Hello everyone, Im pretty new to the BMW world. All I know is that I love the 7 series. I know I want to new model, I think 2002+? Out of the new model, 2002, 2003, 2004, which is known to be the best, or have the least ammount of problems?

Any advice at all will help.

Sorry if this has already been discussed, I cant seem to click on the search forums link.


----------



## BmW745On19's (Aug 12, 2005)

I'd go for a 2003 personally, they fixed a lot of issues with them regarding software and also you get a few extras the 02's don't (such as paddle shifters with the steptronic transmission and adaptive headlights as options).

I have an 02 and it has had absolutely 0 major problems, the only problem it ever had was a software issue which was cleared up with a software update.

Again, I'd go for an '03+ 745i/Li with a sport package (recognized by a 3 spoke steering wheel) and premium sound, heated seats, and xenons.

In any case, make sure you get both the Extended Warranty and Extended Maintanence so anything that breaks (besides tires) are covered for free. 

Both things extended should be 6 years 100,000 miles.


----------



## KyleB (Nov 15, 2006)

Awesome. Thank you SO much for a great, quick responce. My friend referred me to this site, he wasn't lieing when he said everyone was nice and helpfull!


----------



## BmW745On19's (Aug 12, 2005)

No problem buddy!

We are here to answer questions and help out people (and BS in the off topic forum too, heh).

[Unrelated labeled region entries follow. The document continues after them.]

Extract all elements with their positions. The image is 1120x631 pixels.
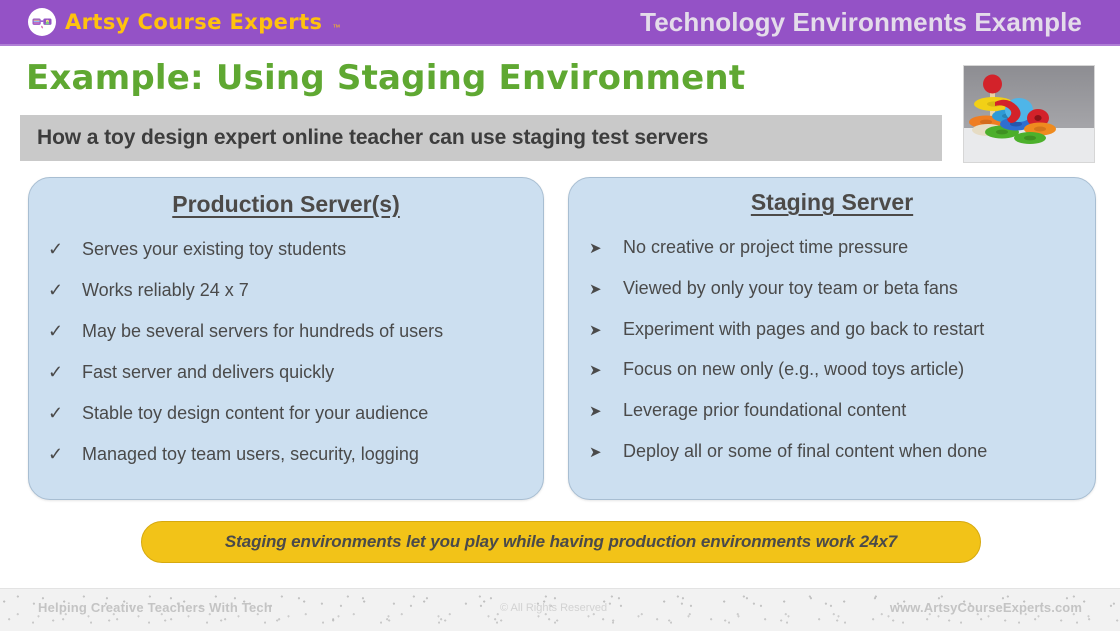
staging-server-panel: Staging Server ➤ No creative or project … (568, 177, 1096, 500)
list-item: ✓ Managed toy team users, security, logg… (48, 444, 543, 465)
list-item: ➤ No creative or project time pressure (589, 238, 1095, 258)
check-icon: ✓ (48, 403, 82, 424)
header-title: Technology Environments Example (640, 7, 1104, 38)
arrow-icon: ➤ (589, 321, 623, 339)
top-header-bar: Artsy Course Experts ™ Technology Enviro… (0, 0, 1120, 44)
list-item-label: No creative or project time pressure (623, 238, 908, 258)
subtitle-text: How a toy design expert online teacher c… (37, 126, 708, 150)
list-item-label: Deploy all or some of final content when… (623, 442, 987, 462)
arrow-icon: ➤ (589, 443, 623, 461)
arrow-icon: ➤ (589, 361, 623, 379)
panel-heading-production: Production Server(s) (29, 191, 543, 218)
list-item-label: Focus on new only (e.g., wood toys artic… (623, 360, 964, 380)
brand-logo-group[interactable]: Artsy Course Experts ™ (28, 8, 340, 36)
list-item-label: Stable toy design content for your audie… (82, 404, 428, 424)
header-underline (0, 44, 1120, 46)
footer-tagline: Helping Creative Teachers With Tech (38, 600, 272, 615)
arrow-icon: ➤ (589, 402, 623, 420)
list-item: ✓ Serves your existing toy students (48, 239, 543, 260)
check-icon: ✓ (48, 239, 82, 260)
glasses-avatar-icon (28, 8, 56, 36)
list-item: ➤ Deploy all or some of final content wh… (589, 442, 1095, 462)
list-item: ✓ May be several servers for hundreds of… (48, 321, 543, 342)
list-item: ➤ Viewed by only your toy team or beta f… (589, 279, 1095, 299)
footer-copyright: © All Rights Reserved (500, 602, 607, 614)
list-item: ✓ Stable toy design content for your aud… (48, 403, 543, 424)
list-item: ➤ Experiment with pages and go back to r… (589, 320, 1095, 340)
callout-text: Staging environments let you play while … (225, 532, 897, 552)
staging-server-list: ➤ No creative or project time pressure ➤… (569, 238, 1095, 462)
list-item: ➤ Leverage prior foundational content (589, 401, 1095, 421)
list-item-label: Leverage prior foundational content (623, 401, 906, 421)
check-icon: ✓ (48, 321, 82, 342)
list-item-label: Experiment with pages and go back to res… (623, 320, 984, 340)
page-title: Example: Using Staging Environment (26, 58, 745, 98)
production-server-panel: Production Server(s) ✓ Serves your exist… (28, 177, 544, 500)
production-server-list: ✓ Serves your existing toy students ✓ Wo… (29, 239, 543, 465)
check-icon: ✓ (48, 362, 82, 383)
list-item: ➤ Focus on new only (e.g., wood toys art… (589, 360, 1095, 380)
list-item-label: Managed toy team users, security, loggin… (82, 445, 419, 465)
check-icon: ✓ (48, 280, 82, 301)
stacking-toy-photo (963, 65, 1095, 163)
list-item: ✓ Works reliably 24 x 7 (48, 280, 543, 301)
brand-name: Artsy Course Experts (65, 10, 322, 34)
arrow-icon: ➤ (589, 280, 623, 298)
subtitle-bar: How a toy design expert online teacher c… (20, 115, 942, 161)
list-item: ✓ Fast server and delivers quickly (48, 362, 543, 383)
list-item-label: Works reliably 24 x 7 (82, 281, 249, 301)
arrow-icon: ➤ (589, 239, 623, 257)
footer-bar: Helping Creative Teachers With Tech © Al… (0, 588, 1120, 631)
list-item-label: May be several servers for hundreds of u… (82, 322, 443, 342)
panel-heading-staging: Staging Server (569, 189, 1095, 216)
list-item-label: Serves your existing toy students (82, 240, 346, 260)
list-item-label: Fast server and delivers quickly (82, 363, 334, 383)
footer-website-url[interactable]: www.ArtsyCourseExperts.com (890, 600, 1082, 615)
key-takeaway-callout: Staging environments let you play while … (141, 521, 981, 563)
brand-trademark: ™ (332, 23, 340, 36)
check-icon: ✓ (48, 444, 82, 465)
list-item-label: Viewed by only your toy team or beta fan… (623, 279, 958, 299)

Good luck with finding your new car, and when you do get it, make sure you post pictures so everyone can see the beauty.:thumbup:


----------



## KyleB (Nov 15, 2006)

sweet 

I definitley will


----------



## Boxboss (Dec 25, 2005)

BmW745On19's said:


> I'd go for a 2003 personally, they fixed a lot of issues with them regarding software and also you get a few extras the 02's don't (such as paddle shifters with the steptronic transmission and adaptive headlights as options).
> 
> I have an 02 and it has had absolutely 0 major problems, the only problem it ever had was a software issue which was cleared up with a software update.
> 
> ...


+1 I have an '04 and have had zero issues with it. I cannot stress the extended warranty enough! The complexity of these cars and the cost of labor/parts would astound you.


----------